Na Vila,cheia de história e belezas naturais, a vida era demasiado pacata, mas à quarta feira de quinze em quinze dias, acontecia a feira. Era centenária, tinha lugar cativo, e como mercado era deveras importante. Ali se vendia de tudo; - desde o simples mólho de erva (escalrrácho) para o gado cavalar, até aos finos objectos do mais puro ouro. Tudo o que era necessário se comprava na feira. Neste dia a Vila transbordava de gente, das freguesias e terras ao redor, e mesmo de algumas situadas a alguns kilómetros de distância.
Os feirantes vinham de lugares distantes, de furgoneta velha mas grande, outros menos abastados tinham carroça e cavalo, outros de carro de bois, ou burro, dependia dos géneros que vinham vender. Tinham lugar marcado no chão de terra batida, e bancada de madeira, e em local perto mas afastado, estacionavam os animais, e mais ao lado as viaturas.
A feira estendia-se por todo o grande Largo da Feira, frente à estrada, e seguindo por ela e andando uns bons metros chegava-se à feira da sardinha. Sardinha e carapaus maiores e menores, fresquinhos ou salgados, era o peixe que nunca faltava.

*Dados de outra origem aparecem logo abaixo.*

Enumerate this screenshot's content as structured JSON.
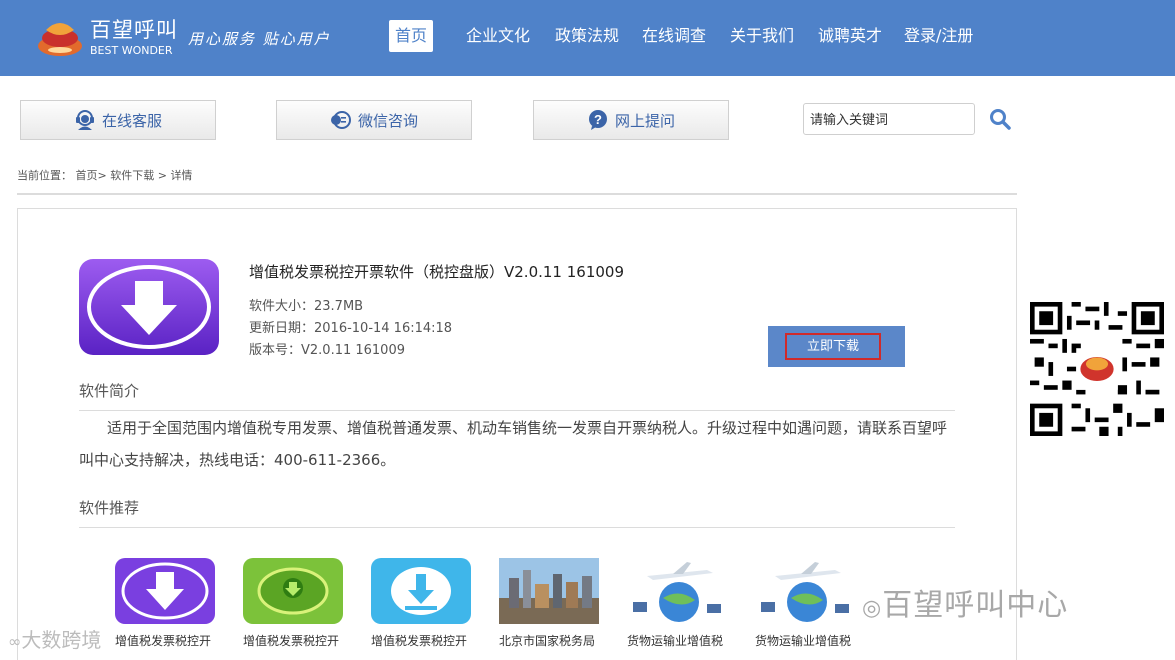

Neste bocado de estrada que separava relativamente as feiras, na espécie de valeta que ladeava a via, e observando algum espaço entre si, estavam os mendigos. Também eles vinham de longe, não eram da Vila. Era um espectáculo triste, deprimente, desolador... Sentados no chão, todos tinham mazelas; braço empanado, perna coberta de ligaduras, grandes chagas, sujos, ali exibiam as suas desgraças e pediam ajuda com lamentos em alta voz. As pessoas (eram muitas neste dia) condoíam-se e davam...
E nada mudava, e na feira seguinte, era igual...
Neste grupo, estava um pedinte diferente: tinha um pedaço de manta no chão, e nele uma criança que aparentava uns oito anos, e tinha umas proteções de borracha nos joelhos e nos cotovelos. A criança rastejava no pequeno espaço. E ele de pé chamava a atenção e pedia nestes termos: - olhem para esta desimfeliz! Não se levanta, é como um gato. Tenham pena da minha Xiquinha! A miúda gritava a dizer - eu não sou isso! Sou Zulmira! - Não és nada! Vêem? ela também é maluquinha da cabecinha dela, tenham pena!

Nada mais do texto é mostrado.